In the half-hour documentary, BIHE graduates and human rights activists spoke about the Iranian government’s efforts to stifle the progress of Bahá’ís, including the unwarranted imprisonment of BIHE teachers and students.
The Bahá’í make up Iran’s largest minority groups with about 300,000 practicing citizens, Kaufman said. In directing the documentary, he said he aimed to galvanize conversations about the right to higher education in Iran and around the world.
“One of the most important messages of the film is that there’s a lot of support outside of the Baha’i community for the Bahá’í in Iran,” Kaufman said in an interview.
However, Kaufman said the problems facing the Bahá’í in higher education need to be addressed by more universities in the U.S.
“Many of these students who have graduated from the BIHE after working tremendously hard and have come to the United States to try to get their BIHE credits accepted by graduate schools,” he said. “But when the colleges go back to Iran to ask for legitimization, the Iranian government says the BIHE doesn’t exist. They’re stuck in this terrible catch-22.”
Northeast Regional Director of Amnesty International Joshua Rubenstein said the Bahá’í have faced unwarranted arrests, imprisonment and judicial executions, in addition to educational oppression.
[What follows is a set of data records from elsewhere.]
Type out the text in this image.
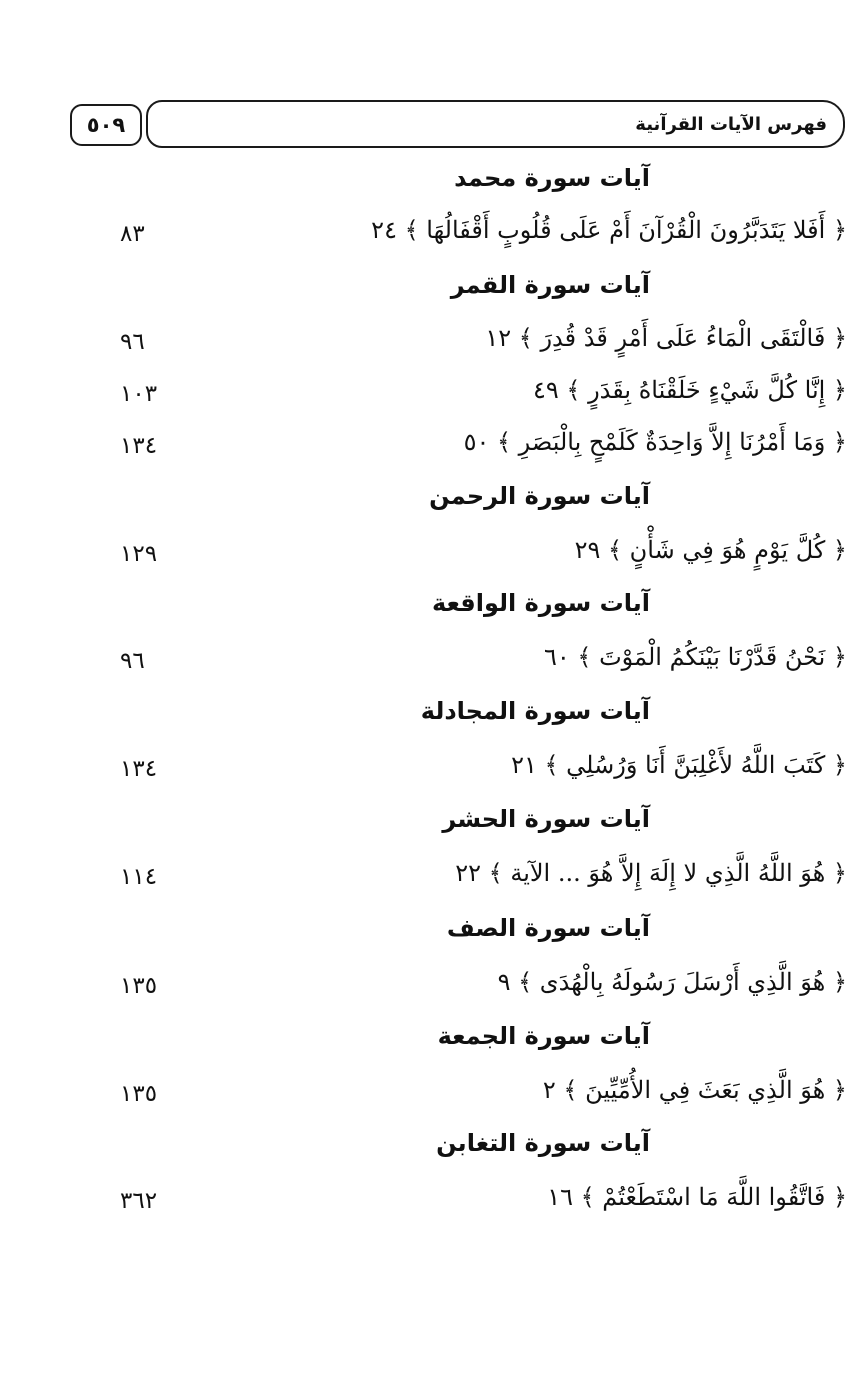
٥٠٩	فهرس الآيات القرآنية
آيات سورة محمد
﴿ أَفَلا يَتَدَبَّرُونَ الْقُرْآنَ أَمْ عَلَى قُلُوبٍ أَقْفَالُهَا ﴾ ٢٤
٨٣
آيات سورة القمر
﴿ فَالْتَقَى الْمَاءُ عَلَى أَمْرٍ قَدْ قُدِرَ ﴾ ١٢
٩٦
﴿ إِنَّا كُلَّ شَيْءٍ خَلَقْنَاهُ بِقَدَرٍ ﴾ ٤٩
١٠٣
﴿ وَمَا أَمْرُنَا إِلاَّ وَاحِدَةٌ كَلَمْحٍ بِالْبَصَرِ ﴾ ٥٠
١٣٤
آيات سورة الرحمن
﴿ كُلَّ يَوْمٍ هُوَ فِي شَأْنٍ ﴾ ٢٩
١٢٩
آيات سورة الواقعة
﴿ نَحْنُ قَدَّرْنَا بَيْنَكُمُ الْمَوْتَ ﴾ ٦٠
٩٦
آيات سورة المجادلة
﴿ كَتَبَ اللَّهُ لأَغْلِبَنَّ أَنَا وَرُسُلِي ﴾ ٢١
١٣٤
آيات سورة الحشر
﴿ هُوَ اللَّهُ الَّذِي لا إِلَهَ إِلاَّ هُوَ ... الآية ﴾ ٢٢
١١٤
آيات سورة الصف
﴿ هُوَ الَّذِي أَرْسَلَ رَسُولَهُ بِالْهُدَى ﴾ ٩
١٣٥
آيات سورة الجمعة
﴿ هُوَ الَّذِي بَعَثَ فِي الأُمِّيِّينَ ﴾ ٢
١٣٥
آيات سورة التغابن
﴿ فَاتَّقُوا اللَّهَ مَا اسْتَطَعْتُمْ ﴾ ١٦
٣٦٢
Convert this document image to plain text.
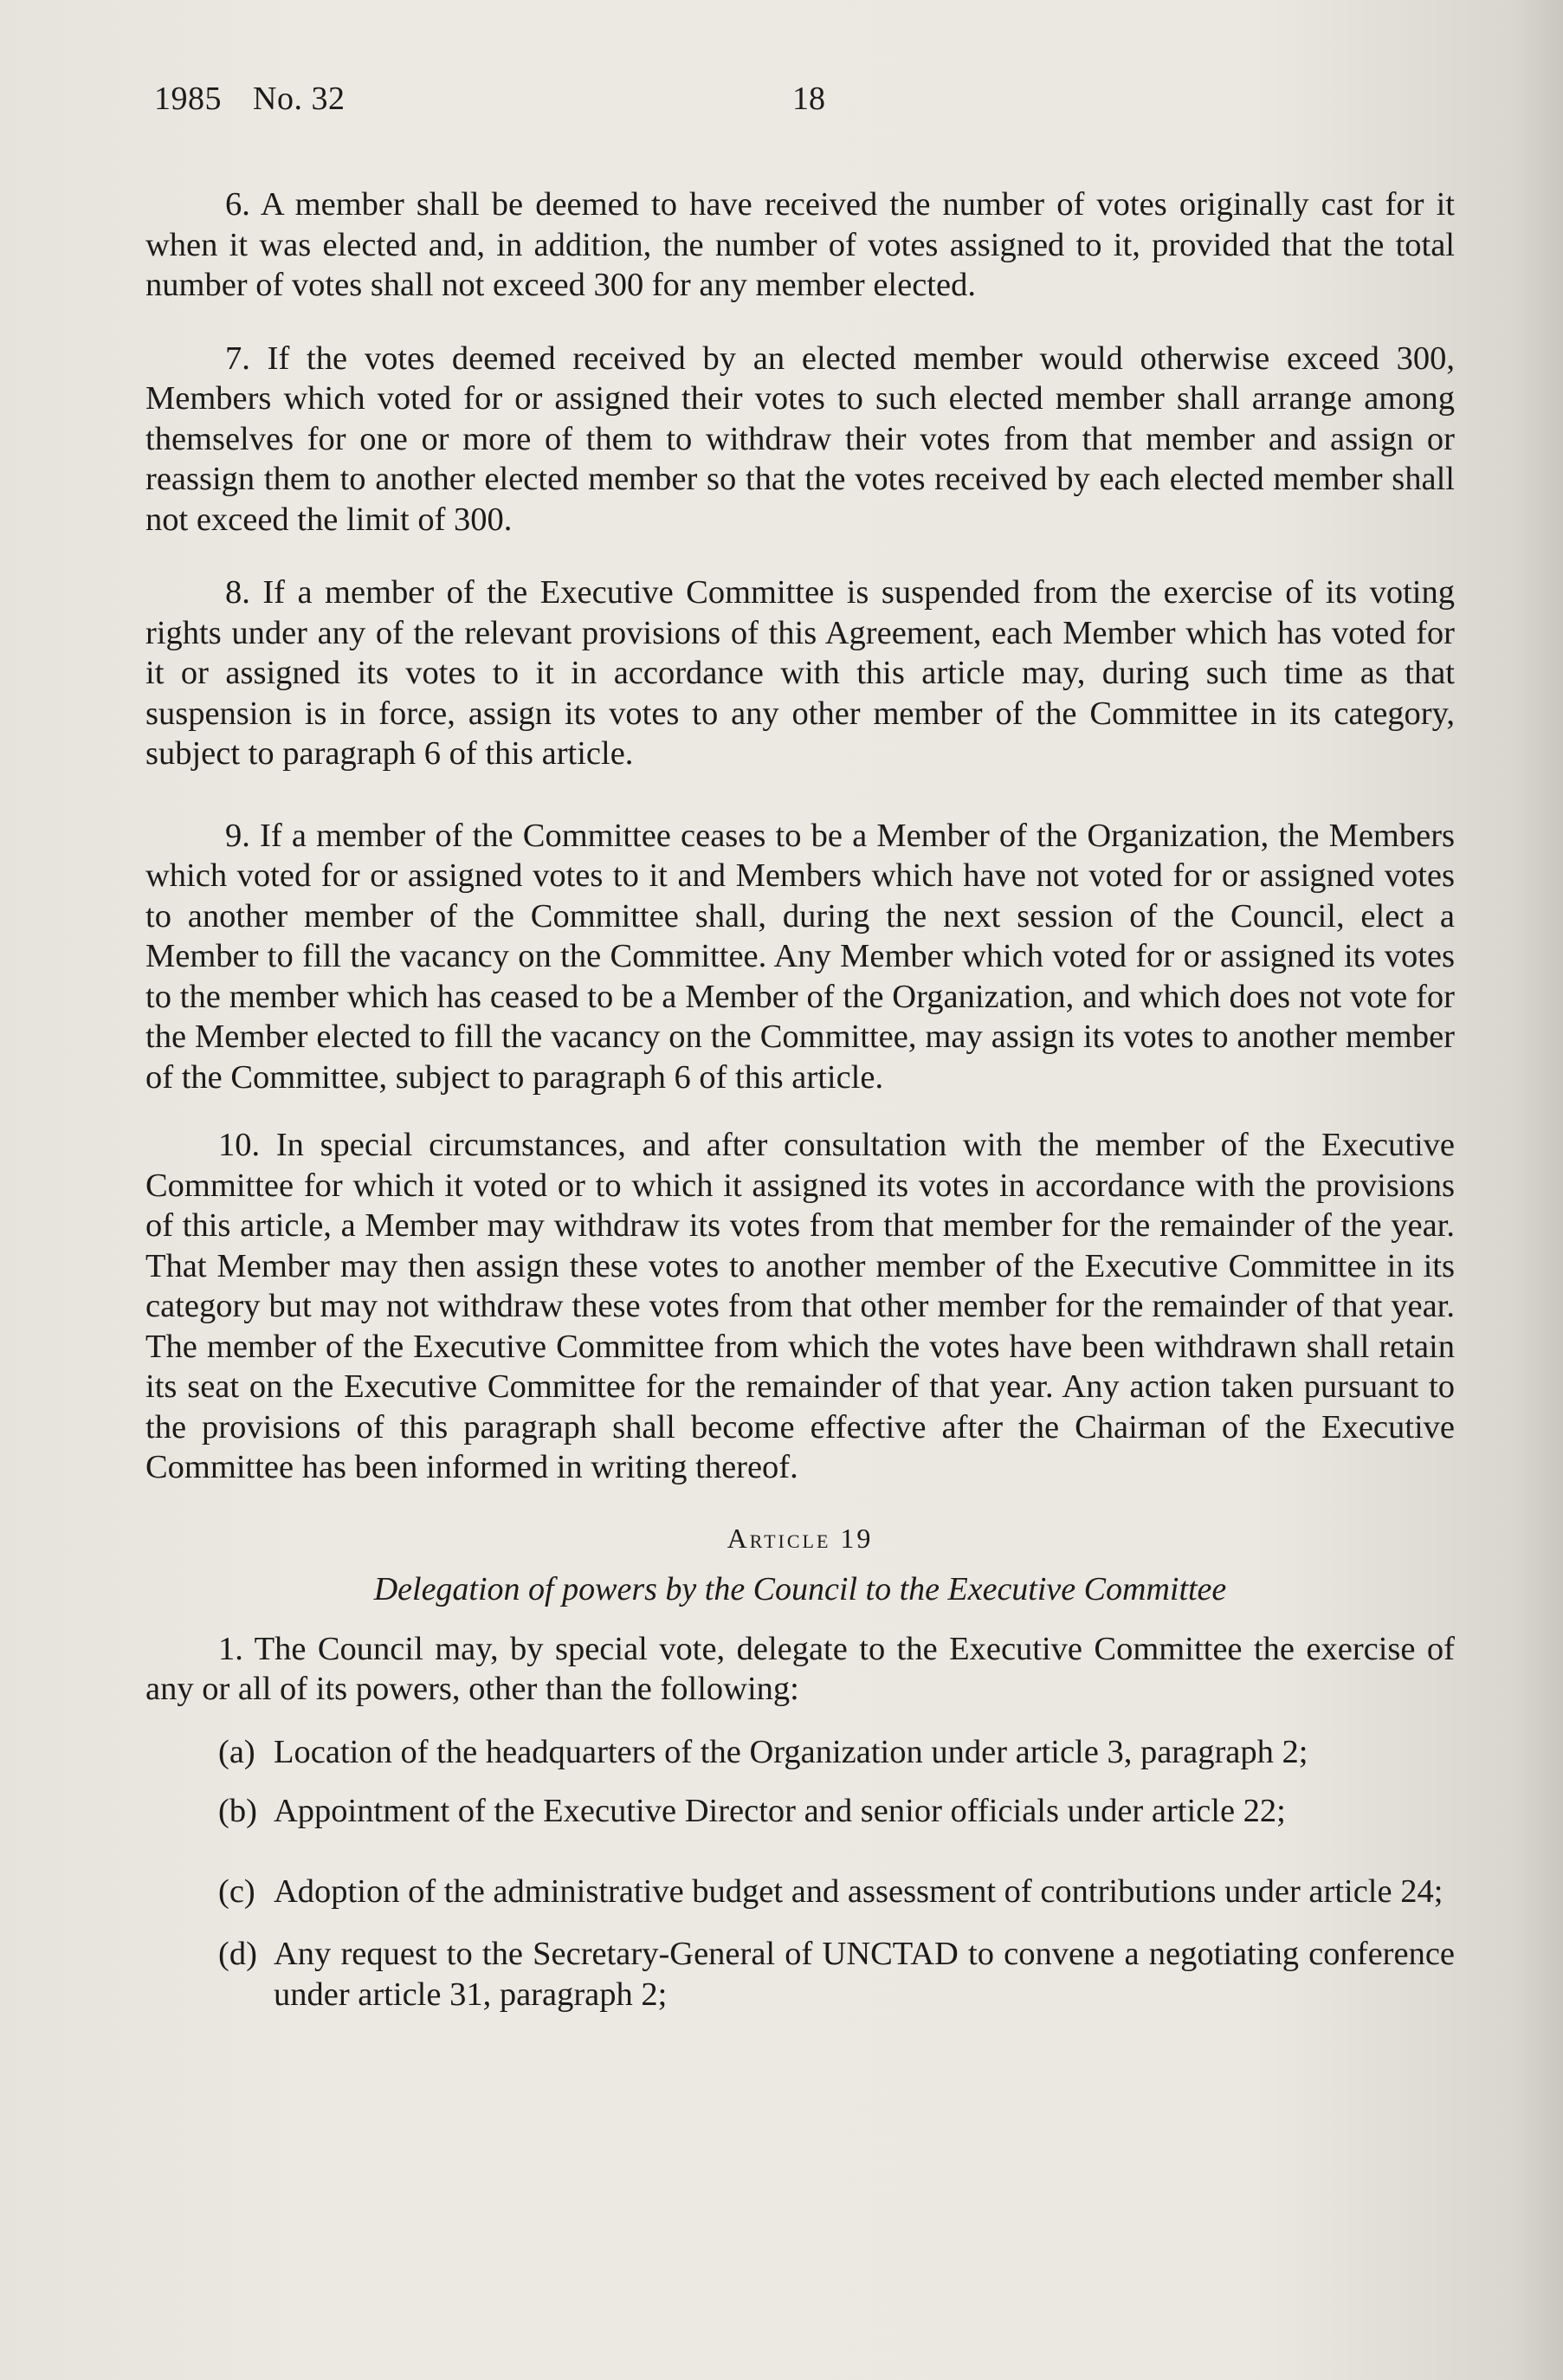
1985 No. 32	18

6. A member shall be deemed to have received the number of votes originally cast for it when it was elected and, in addition, the number of votes assigned to it, provided that the total number of votes shall not exceed 300 for any member elected.

7. If the votes deemed received by an elected member would otherwise exceed 300, Members which voted for or assigned their votes to such elected member shall arrange among themselves for one or more of them to withdraw their votes from that member and assign or reassign them to another elected member so that the votes received by each elected member shall not exceed the limit of 300.

8. If a member of the Executive Committee is suspended from the exercise of its voting rights under any of the relevant provisions of this Agreement, each Member which has voted for it or assigned its votes to it in accordance with this article may, during such time as that suspension is in force, assign its votes to any other member of the Committee in its category, subject to paragraph 6 of this article.

9. If a member of the Committee ceases to be a Member of the Organization, the Members which voted for or assigned votes to it and Members which have not voted for or assigned votes to another member of the Committee shall, during the next session of the Council, elect a Member to fill the vacancy on the Committee. Any Member which voted for or assigned its votes to the member which has ceased to be a Member of the Organization, and which does not vote for the Member elected to fill the vacancy on the Committee, may assign its votes to another member of the Committee, subject to paragraph 6 of this article.

10. In special circumstances, and after consultation with the member of the Executive Committee for which it voted or to which it assigned its votes in accordance with the provisions of this article, a Member may withdraw its votes from that member for the remainder of the year. That Member may then assign these votes to another member of the Executive Committee in its category but may not withdraw these votes from that other member for the remainder of that year. The member of the Executive Committee from which the votes have been withdrawn shall retain its seat on the Executive Committee for the remainder of that year. Any action taken pursuant to the provisions of this paragraph shall become effective after the Chairman of the Executive Committee has been informed in writing thereof.

Article 19

Delegation of powers by the Council to the Executive Committee

1. The Council may, by special vote, delegate to the Executive Committee the exercise of any or all of its powers, other than the following:

(a) Location of the headquarters of the Organization under article 3, paragraph 2;
(b) Appointment of the Executive Director and senior officials under article 22;
(c) Adoption of the administrative budget and assessment of contributions under article 24;
(d) Any request to the Secretary-General of UNCTAD to convene a negotiating conference under article 31, paragraph 2;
These measures are part of the systematic persecution the Iranian government has performed since the Revolution in 1979.
Kaufman, as well as a panel including Rubenstein, Wilson and a former BIHE student, said they encourage students to request that more Boston-area graduate schools accept credits from applicants who completed their education at BIHE.
Ruha Benjamin, assistant professor of sociology and African American studies at BU, spoke about BU’s history of human rights activism.
“The right to education is part of our development,” she said. “BU was among the first, if not the first institution in the world to officially recognize the grassroots university in Iran that’s the focus of this documentary.”
Benjamin, who helped to organize a panel following the screening of the film, said BU admitted a BIHE graduate to its master’s program in social work, despite the Iranian government’s attempts to shut down BIHE.
Benjamin was referring to Mojdeh Rohani, who completed her master’s in social work at BU. Rohani is now an adjunct professor at the School of Social Work and an associate clinical director for the Community of Legal Services and Counseling Center in Cambridge.
Speaking before the audience, Rohani said she encouraged students coming together as a college community to fight injustice.
“We need to raise awareness for ourselves and collectively as a group because we can no longer afford to live in a world where we’re just concerned about what’s important to us,” Rohani said. “It’s not good enough if we have the freedom to do what we want to do. We need to take action and make sure education is possible for everyone else.”